Pahadi miniature art back in market after 60 years

September 4th, 2008 - 11:42 am ICT by IANS  

New Delhi, Sep 4 (IANS) After almost 60 years, Pahadi miniatures are now surfacing from their private hideaways to command top-end prices in the booming international art market.They are being picked up by dealers and new collectors across the world.

“A Celestial Figure”, a miniature winged angel in the Persian tradition, painted by the famous Pahadi artist Nainsukh of Guler (a former princely state in the Himalayas), is back on the auction shelf after 218 years.

Sourced from a private estate in Europe, the Pahadi miniature is expected to rake in $20,000-30,000 at the sale of Indian and Southeast Asian works of art on Sep 19 in New York.

The estimated price of the Guler miniature is six times what it used to be six years ago. And experts see a northward swing in prices in the years to come.

“The collection of miniature Pahadi art is just taking off post- Independence. The new affluent segments of collectors have started buying and I hope to see the market peak in another five years. But this is a market that requires education and connoisseurship,” Anu Ghosh, deputy director of Indian and south-east Asian art, told IANS.

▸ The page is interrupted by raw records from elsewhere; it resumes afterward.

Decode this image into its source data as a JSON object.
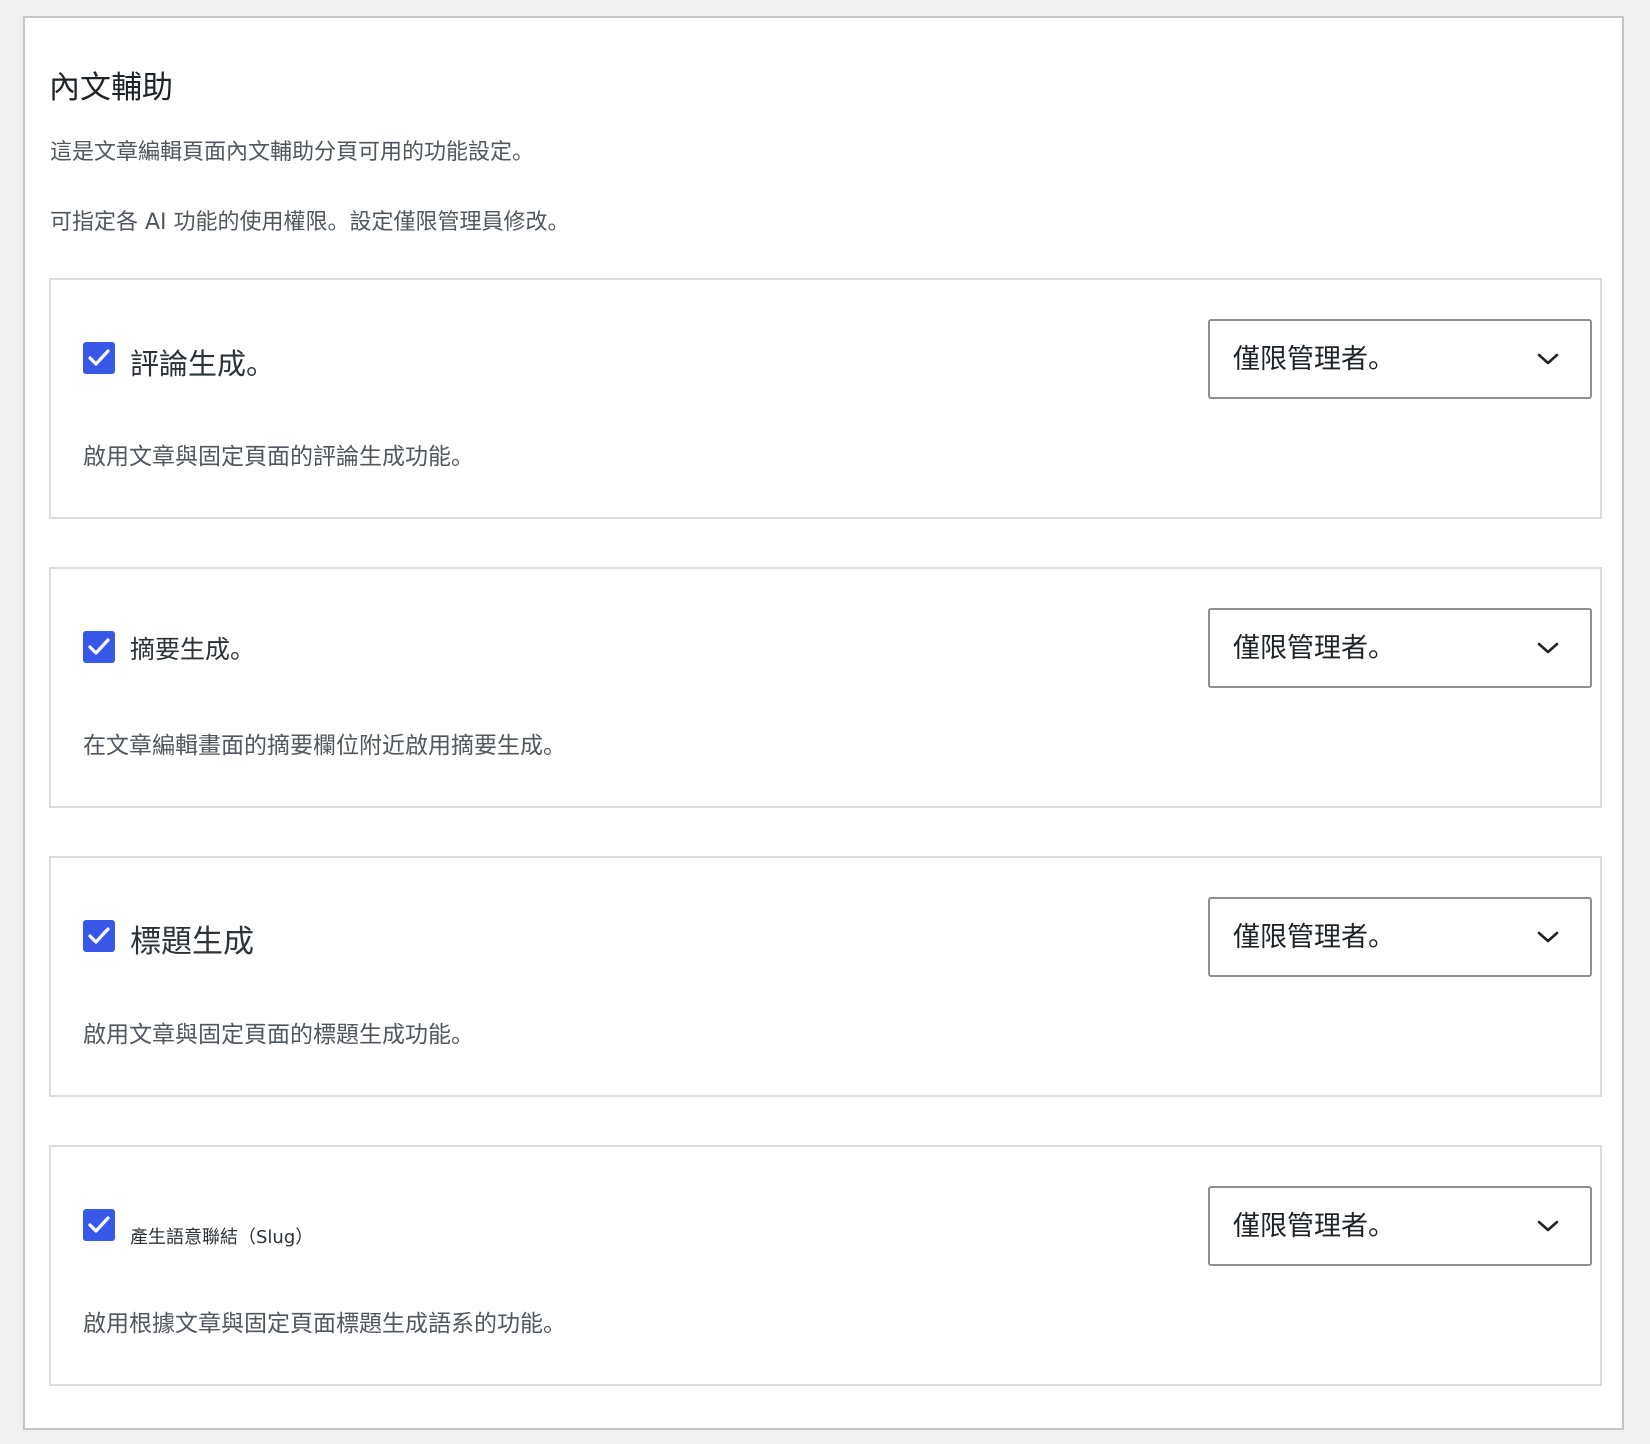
{
  "settings": {
    "title": "內文輔助",
    "description_1": "這是文章編輯頁面內文輔助分頁可用的功能設定。",
    "description_2": "可指定各 AI 功能的使用權限。設定僅限管理員修改。"
  },
  "features": [
    {
      "label": "評論生成。",
      "checked": true,
      "permission": "僅限管理者。",
      "description": "啟用文章與固定頁面的評論生成功能。"
    },
    {
      "label": "摘要生成。",
      "checked": true,
      "permission": "僅限管理者。",
      "description": "在文章編輯畫面的摘要欄位附近啟用摘要生成。"
    },
    {
      "label": "標題生成",
      "checked": true,
      "permission": "僅限管理者。",
      "description": "啟用文章與固定頁面的標題生成功能。"
    },
    {
      "label": "產生語意聯結（Slug）",
      "checked": true,
      "permission": "僅限管理者。",
      "description": "啟用根據文章與固定頁面標題生成語系的功能。"
    }
  ],
  "colors": {
    "checkbox": "#3858e9",
    "page_background": "#f0f0f1",
    "panel_background": "#ffffff"
  },
  "icons": {
    "checkbox": "checkmark-icon",
    "select": "chevron-down-icon"
  }
}
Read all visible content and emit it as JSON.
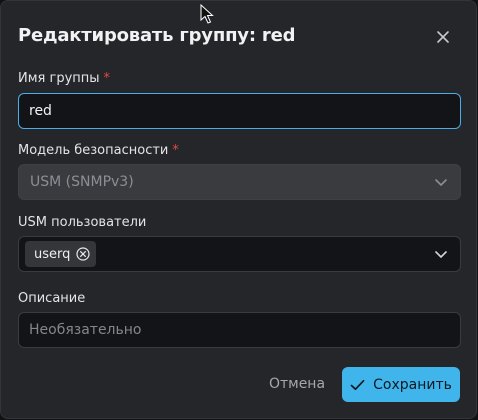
{
  "dialog": {
    "title": "Редактировать группу: red",
    "close_icon": "close-icon"
  },
  "form": {
    "group_name": {
      "label": "Имя группы",
      "required_mark": "*",
      "value": "red"
    },
    "security_model": {
      "label": "Модель безопасности",
      "required_mark": "*",
      "value": "USM (SNMPv3)",
      "disabled": true
    },
    "usm_users": {
      "label": "USM пользователи",
      "chips": [
        "userq"
      ]
    },
    "description": {
      "label": "Описание",
      "value": "",
      "placeholder": "Необязательно"
    }
  },
  "actions": {
    "cancel_label": "Отмена",
    "save_label": "Сохранить",
    "save_icon": "check-icon"
  },
  "colors": {
    "accent": "#3fb5ec",
    "required": "#e5484d",
    "focus_border": "#4aaee8"
  }
}
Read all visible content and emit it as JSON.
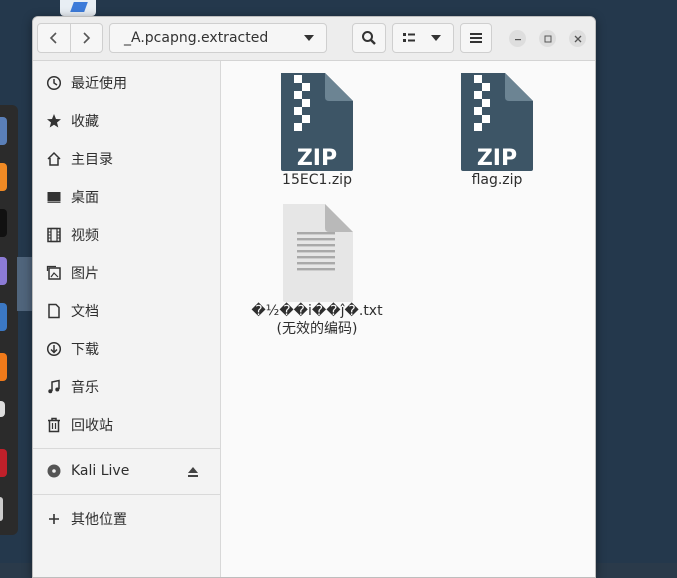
{
  "header": {
    "path": "_A.pcapng.extracted"
  },
  "sidebar": {
    "items": [
      {
        "label": "最近使用",
        "icon": "clock-icon"
      },
      {
        "label": "收藏",
        "icon": "star-icon"
      },
      {
        "label": "主目录",
        "icon": "home-icon"
      },
      {
        "label": "桌面",
        "icon": "desktop-icon"
      },
      {
        "label": "视频",
        "icon": "film-icon"
      },
      {
        "label": "图片",
        "icon": "image-icon"
      },
      {
        "label": "文档",
        "icon": "document-icon"
      },
      {
        "label": "下载",
        "icon": "download-icon"
      },
      {
        "label": "音乐",
        "icon": "music-icon"
      },
      {
        "label": "回收站",
        "icon": "trash-icon"
      }
    ],
    "devices": [
      {
        "label": "Kali Live",
        "icon": "disc-icon"
      }
    ],
    "other": {
      "label": "其他位置",
      "icon": "plus-icon"
    }
  },
  "files": [
    {
      "name": "15EC1.zip",
      "type": "zip",
      "badge": "ZIP"
    },
    {
      "name": "flag.zip",
      "type": "zip",
      "badge": "ZIP"
    },
    {
      "name": "�½��i��ĵ�.txt",
      "sub": "(无效的编码)",
      "type": "text"
    }
  ],
  "colors": {
    "zip_icon": "#3d5566",
    "zip_fold": "#6c8493",
    "accent": "#f6f6f6"
  }
}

“Miniature art will never be on a par with the rest of the genres in terms of the number of paintings purchased but definitely in value. The market is very individualised at present.”

Ghosh, who is currently cataloguing Sotheby’s acquisitions of Pahadi miniatures and promoting them worldwide to attract buyers for its autumn sale, foresees three trends in the Pahadi miniature market.

“The first and the most important trend is the rise in prices in the last two years. There has been a rapid hike. A miniature that I would have expected to sell for $10,000 in 2004 would now sell for $60,000.”

The second interesting phenomenon is a big push towards quality. “Not every miniature painting has seen its price spiralling 5 to 10-fold. Only the quality ones are being appreciated in terms of prices in the international market,” Ghosh said.

Buyers are gradually learning to distinguish between good and indifferent miniature art.

One artist who seems to have reaped the benefit of the market swing in favour of miniatures is the master craftsman from the hills, Nainsukh.

He matured early and enthusiastically took to the fluent naturalism of Mughal paintings that came to the hill region in the late 16th and 17th centuries. He carried his art farther than his father and his elder brother Manaku and brought his family painting style to such a point where it established norms, influencing art throughout the hills.

“We have two miniatures in our collections, ‘Krishna and Radha in a Bower’ and ‘Kamsa Summons the Wrestlers, Chanura, Mustika and Sala’ painted in true Pahadi tradition,” said Ghosh, the deputy director of Asian art at Sotheby’s.

“While the former, an extract from Geeta Govinda by Jayadeva, was painted by a first generation Pahadi artist in the style of Nainsukh and his brother Manaku, the second one has been executed by Fattu, Nainsukh’s nephew. They are the highlights of our next auction.

“Both these miniatures, along with a group of 140 paintings sourced from the collection of Maharaja Manvindra Shah of Tehri-Gerhwal and acquired by Sotheby’s, are part of a legacy of Nainsukh and his ilk of Pahadi artists that has reappeared in the market.”

Miniatures, said Ghosh, have a history of being sold several times over, which is perhaps why royal miniatures from Rajasthan are scarce in the market.

Those available are mostly in the possession of auction houses, dealers and large family collections. Very few fresh miniatures have entered the art market in the last two years.

In contrast, the last two years have witnessed a surge of fresh Pahadi miniatures primarily because collectors from the west are hiving off their stocks to auction houses and the fact that Pahadi miniatures are cheaper than their Rajasthani counterparts.

Sotheby’s, according to Ghosh, has sourced a large body of Pahadi miniatures from German collectors in the last two years.

“This has acted as a trigger in attracting more works from private collections from around the world,” the south Asian art specialist said.

The third and the most heartening trend is that miniature art is looked at with interest by Indian buyers - mostly dealers. “The market in India is still very dealer-driven. I hope more private collectors join the market in making it more buoyant,” Ghosh said.

According to art critic Uma Nair, the Pahadis were considered the epitome of romance.

“The market for Pahadi miniatures is good, but there are too few originals. Most of the originals have been smuggled out of the country because several miniatures passed into foreign hands at the time of Independence, 60 years ago. The Charles Freer Gallery in Washington DC has one of the finest collections of miniatures,” Nair told IANS.